「ホワイトカラー・エグゼンプション」 – 時間ベース労働と成果ベース労働の選択と提言 –

日本版ホワイトカラー・エグゼンプションは、以前通常国会への提出が断念されたままである。グローバル競争に対する日本国民の平和ボケ、政府の説明不足、成果主義後進国という事実が如実に表れている事象である。

まず第1点、グローバル競争下において、日本人ホワイトカラーの生産性の低さはよく指摘される事項である。私自身もそれは非常に感じる。

ダラダラした会議、リスクを取らないリスク、時間軸のないビジネス、事象を語るだけで対策が出てこない管理職、イニシアティブの弱いリーダー。海外で会議に参加すると、何か問題があった場合「お前はどうしたい?(どのような対策を何時までに取るのか?)」と必ず聞かれる。「そこのところはよく慎重に検討して....」なんて答えは答えとして認めてもらえない。もちろん個人レベルの比較ではないので、一概にコメントできないが、同意していただけるグローバル・プレーヤーは沢山いると思う。ビジネスを日本という枠にとらわれず考えていくとき、生産性の高い連中と戦っていかなければならない。その時意識しなければならないのはスピードと成果の質である。必要とした時間ではない。日本版ホワイトカラー・エグゼンプションは時間軸を伴った成果に目を向ける絶好のチャンスであったと思う。

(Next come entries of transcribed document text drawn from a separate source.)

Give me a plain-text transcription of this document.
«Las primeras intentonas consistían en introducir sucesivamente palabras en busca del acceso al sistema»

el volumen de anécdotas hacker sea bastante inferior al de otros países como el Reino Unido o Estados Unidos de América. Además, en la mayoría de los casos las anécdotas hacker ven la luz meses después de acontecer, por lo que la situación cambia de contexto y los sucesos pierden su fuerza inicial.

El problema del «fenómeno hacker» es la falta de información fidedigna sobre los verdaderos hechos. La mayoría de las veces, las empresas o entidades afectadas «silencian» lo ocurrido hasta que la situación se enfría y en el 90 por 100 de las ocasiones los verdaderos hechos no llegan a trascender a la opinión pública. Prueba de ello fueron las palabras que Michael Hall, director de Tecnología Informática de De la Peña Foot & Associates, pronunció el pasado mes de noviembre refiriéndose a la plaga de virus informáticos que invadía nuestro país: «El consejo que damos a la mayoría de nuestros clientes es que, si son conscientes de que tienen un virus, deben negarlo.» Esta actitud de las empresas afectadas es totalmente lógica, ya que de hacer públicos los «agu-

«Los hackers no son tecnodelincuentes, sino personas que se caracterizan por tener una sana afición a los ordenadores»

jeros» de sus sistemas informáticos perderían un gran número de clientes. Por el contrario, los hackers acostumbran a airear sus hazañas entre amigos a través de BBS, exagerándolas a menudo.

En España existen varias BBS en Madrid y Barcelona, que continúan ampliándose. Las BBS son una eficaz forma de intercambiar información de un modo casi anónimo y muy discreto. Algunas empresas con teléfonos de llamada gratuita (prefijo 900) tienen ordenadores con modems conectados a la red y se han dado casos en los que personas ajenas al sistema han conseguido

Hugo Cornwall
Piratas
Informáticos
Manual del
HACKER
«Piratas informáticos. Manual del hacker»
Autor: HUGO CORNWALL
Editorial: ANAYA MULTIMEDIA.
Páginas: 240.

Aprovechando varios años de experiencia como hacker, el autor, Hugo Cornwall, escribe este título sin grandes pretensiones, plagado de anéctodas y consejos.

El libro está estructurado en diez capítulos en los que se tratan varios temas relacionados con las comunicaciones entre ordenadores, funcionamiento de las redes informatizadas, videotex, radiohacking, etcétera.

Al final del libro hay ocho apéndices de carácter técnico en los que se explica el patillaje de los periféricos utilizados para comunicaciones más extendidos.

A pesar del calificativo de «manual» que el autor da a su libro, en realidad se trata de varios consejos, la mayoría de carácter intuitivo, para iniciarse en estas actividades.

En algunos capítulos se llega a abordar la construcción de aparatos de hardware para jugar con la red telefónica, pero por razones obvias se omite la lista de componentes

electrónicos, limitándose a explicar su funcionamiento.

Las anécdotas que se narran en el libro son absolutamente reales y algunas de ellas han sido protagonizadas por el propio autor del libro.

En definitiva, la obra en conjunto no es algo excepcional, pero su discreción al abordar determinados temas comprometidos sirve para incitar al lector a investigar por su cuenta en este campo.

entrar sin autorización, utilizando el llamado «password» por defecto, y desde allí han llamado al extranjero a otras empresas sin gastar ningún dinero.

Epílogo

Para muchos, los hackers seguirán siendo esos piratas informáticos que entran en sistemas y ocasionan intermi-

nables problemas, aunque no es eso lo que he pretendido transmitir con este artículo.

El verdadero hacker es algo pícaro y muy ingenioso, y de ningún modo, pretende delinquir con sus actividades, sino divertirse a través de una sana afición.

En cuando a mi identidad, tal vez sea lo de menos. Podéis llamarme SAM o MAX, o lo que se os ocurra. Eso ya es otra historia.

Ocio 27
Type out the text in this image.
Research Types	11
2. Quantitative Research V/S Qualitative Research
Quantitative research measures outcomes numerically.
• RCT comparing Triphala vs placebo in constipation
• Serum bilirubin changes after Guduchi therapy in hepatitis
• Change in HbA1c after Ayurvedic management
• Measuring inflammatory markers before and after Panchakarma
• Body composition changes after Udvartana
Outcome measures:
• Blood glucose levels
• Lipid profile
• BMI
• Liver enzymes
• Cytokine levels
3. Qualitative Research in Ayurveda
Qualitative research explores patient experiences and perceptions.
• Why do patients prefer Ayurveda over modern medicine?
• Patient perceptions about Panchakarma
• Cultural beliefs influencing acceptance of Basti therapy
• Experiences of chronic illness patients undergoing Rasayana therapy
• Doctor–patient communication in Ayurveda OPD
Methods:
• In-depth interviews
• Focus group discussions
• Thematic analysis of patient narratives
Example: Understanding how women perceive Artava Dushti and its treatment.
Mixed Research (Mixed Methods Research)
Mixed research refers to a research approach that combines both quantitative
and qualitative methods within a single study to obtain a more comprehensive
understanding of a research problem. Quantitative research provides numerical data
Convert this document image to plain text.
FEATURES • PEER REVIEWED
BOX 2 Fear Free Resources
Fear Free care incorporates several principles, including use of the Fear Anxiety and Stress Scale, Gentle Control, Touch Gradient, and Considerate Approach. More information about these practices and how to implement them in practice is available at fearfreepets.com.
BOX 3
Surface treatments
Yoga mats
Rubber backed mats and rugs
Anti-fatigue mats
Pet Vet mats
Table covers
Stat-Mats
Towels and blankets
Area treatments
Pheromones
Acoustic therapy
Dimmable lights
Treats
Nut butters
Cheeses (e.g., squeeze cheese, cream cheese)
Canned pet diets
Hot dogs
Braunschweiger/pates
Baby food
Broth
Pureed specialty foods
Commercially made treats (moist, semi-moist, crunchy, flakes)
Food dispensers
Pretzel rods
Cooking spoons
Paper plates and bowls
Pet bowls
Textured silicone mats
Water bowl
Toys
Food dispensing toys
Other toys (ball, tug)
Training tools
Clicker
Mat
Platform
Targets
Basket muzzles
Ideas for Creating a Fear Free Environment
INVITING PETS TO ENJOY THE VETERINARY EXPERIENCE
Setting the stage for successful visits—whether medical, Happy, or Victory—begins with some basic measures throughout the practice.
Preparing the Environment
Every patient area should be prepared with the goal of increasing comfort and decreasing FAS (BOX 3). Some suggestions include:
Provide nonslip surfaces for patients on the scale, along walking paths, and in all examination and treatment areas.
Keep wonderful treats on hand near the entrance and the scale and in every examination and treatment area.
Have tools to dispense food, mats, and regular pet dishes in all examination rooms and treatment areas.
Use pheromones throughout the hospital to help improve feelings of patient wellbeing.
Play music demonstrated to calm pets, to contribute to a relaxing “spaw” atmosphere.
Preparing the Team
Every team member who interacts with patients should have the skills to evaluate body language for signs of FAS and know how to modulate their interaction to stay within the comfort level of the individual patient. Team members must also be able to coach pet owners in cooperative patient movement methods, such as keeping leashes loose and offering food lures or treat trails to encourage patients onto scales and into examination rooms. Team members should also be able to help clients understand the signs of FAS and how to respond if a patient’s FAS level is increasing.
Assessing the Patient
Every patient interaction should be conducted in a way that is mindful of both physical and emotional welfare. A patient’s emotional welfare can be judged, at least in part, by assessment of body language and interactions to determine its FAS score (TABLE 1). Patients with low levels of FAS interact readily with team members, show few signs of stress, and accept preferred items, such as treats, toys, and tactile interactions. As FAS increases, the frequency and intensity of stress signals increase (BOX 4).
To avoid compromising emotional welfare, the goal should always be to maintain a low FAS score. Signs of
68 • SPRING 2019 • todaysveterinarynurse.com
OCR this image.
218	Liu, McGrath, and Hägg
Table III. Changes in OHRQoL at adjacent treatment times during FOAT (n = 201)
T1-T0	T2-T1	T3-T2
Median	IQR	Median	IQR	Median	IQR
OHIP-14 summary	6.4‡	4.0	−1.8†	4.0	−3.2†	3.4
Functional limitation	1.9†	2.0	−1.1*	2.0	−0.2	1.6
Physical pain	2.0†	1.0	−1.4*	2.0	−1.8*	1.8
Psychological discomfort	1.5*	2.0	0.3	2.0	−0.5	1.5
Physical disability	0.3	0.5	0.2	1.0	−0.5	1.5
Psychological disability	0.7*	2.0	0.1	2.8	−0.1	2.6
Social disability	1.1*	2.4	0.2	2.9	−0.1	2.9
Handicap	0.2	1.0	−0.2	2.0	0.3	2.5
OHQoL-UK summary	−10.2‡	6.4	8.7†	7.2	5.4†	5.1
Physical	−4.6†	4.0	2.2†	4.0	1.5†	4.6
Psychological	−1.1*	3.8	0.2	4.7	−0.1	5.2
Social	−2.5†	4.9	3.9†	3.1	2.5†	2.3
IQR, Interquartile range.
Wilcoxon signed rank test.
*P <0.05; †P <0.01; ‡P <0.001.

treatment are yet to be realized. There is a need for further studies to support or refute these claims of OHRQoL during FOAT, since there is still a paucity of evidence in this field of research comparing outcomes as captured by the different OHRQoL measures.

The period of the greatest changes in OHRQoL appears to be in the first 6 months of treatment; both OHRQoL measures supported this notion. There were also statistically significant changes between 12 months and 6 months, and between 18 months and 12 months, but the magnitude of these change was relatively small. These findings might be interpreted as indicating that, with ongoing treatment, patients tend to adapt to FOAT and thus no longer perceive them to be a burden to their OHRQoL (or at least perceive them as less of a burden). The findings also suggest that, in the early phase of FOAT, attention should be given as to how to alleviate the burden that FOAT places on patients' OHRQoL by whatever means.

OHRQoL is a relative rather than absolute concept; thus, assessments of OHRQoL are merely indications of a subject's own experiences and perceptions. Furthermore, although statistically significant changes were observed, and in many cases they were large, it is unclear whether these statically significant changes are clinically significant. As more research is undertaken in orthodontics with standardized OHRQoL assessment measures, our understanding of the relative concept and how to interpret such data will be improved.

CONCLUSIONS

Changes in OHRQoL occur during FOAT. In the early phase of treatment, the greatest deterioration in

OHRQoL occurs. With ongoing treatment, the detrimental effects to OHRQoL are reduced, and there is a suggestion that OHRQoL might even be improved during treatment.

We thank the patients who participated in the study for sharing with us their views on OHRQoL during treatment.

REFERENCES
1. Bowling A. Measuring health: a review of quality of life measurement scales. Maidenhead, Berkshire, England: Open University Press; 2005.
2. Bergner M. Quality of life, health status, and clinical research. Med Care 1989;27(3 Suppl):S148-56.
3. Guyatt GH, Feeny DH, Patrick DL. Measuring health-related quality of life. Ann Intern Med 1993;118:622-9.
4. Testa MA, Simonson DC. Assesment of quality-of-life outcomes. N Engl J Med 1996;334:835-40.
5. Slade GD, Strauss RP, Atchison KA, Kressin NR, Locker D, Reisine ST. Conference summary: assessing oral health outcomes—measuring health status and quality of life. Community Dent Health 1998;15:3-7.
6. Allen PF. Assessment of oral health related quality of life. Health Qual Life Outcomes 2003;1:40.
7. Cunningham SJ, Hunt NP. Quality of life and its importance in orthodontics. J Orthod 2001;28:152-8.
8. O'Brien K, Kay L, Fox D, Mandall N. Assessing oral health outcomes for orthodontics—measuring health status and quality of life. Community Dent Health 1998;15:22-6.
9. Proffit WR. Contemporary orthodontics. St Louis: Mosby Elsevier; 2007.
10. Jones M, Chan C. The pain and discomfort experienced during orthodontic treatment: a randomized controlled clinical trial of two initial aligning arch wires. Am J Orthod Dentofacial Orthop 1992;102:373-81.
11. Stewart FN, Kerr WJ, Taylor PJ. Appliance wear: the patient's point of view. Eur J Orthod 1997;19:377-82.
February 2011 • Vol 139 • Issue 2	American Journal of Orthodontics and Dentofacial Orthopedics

残業代削減のための悪法だと考えるのは、曲がった見方である。

例えば、ホワイトカラーだけでなく製造ラインにおいても生産性を謳えないわけではない。1分間に5個製造するラインであれば、1時間300個を目標成果とすればいいのである。成果物ベースで評価するとすれば、それより早く終わっても、遅く追加の時間がかかっても給与は同じでよい。早く終わった分には、生産性が高かったということで、特別手当をつけるぐらいの勢いが欲しい。この適用は全ての業務、職種ではなく、もちろん警備員のような、存在すること自体が付加価値をもたらす業務もある。これは対応した時間で評価すべきで、偶発性を伴う「犯人を3人見つけること」を目標成果とするわけにもいかない。

次に2点目として、政府の説明不足、説明下手を指摘したい。まずエグゼンプションという単語を理解できる人がどの程度いるのかを考えて欲しい。米国には「W4フォーム」という人事関連の申請書等があって、私も「そこにはそんな単語があったなあ。」というレベルの記憶しかない。野党からわかりやすい「残業ゼロ代制度」などと表現されて、こちらの方が認知度が高まってしまった。主婦の会話を聞いていても、「あれって残業代を無くす制度だよね。」と真剣に会話されていて、あきれんばかりである。生活費(生活残業費?)が削られると主婦にとっては一大事、当然国民は反対モードになる。  過労死問題も議論されているが、それは残業代を支払っても同じ問題が残るはずであるし、そもそも自己管理が現代のビジネスパーソンの基本である。逆に家庭や趣味重視のライフスタイルが有っても良い。

それでは今後日本でどのように成果型の働き方を推進していけばいいのだろうか?

私からの提案としては、「本人の合意とコミットメント」を主軸に適用していけばよいと思う。

勤務形態にエリア限定社員があるように、時間をベースに考えた賃金か成果をベースに考えた賃金かを本人に選択させるのである。当然、目標達成された場合の成果賃金は時間型より高く設定すべきである。まあこのあたりも企業の戦略的人事の1つであるが、コミットメントを高く評価しないと、みんなコミットメントしなくなってしまう。また、もう1つの試練になるのは、「評価の仕方」である。成果をどのように評価するか。我々はまだまだ下手くそである。KPI(Key Performance Indicator)を設定し、数値で評価できる項目は客観的に把握し、納得感のある評価を行っていかないと問題が残る。  レベルの低い国会でノロノロしているうちに、よその国はまた一歩生産性をあげていく。というより、生産性で差をつけられて困るのは、『フラット化する世界』にあるように国家ではなく個人なのだ!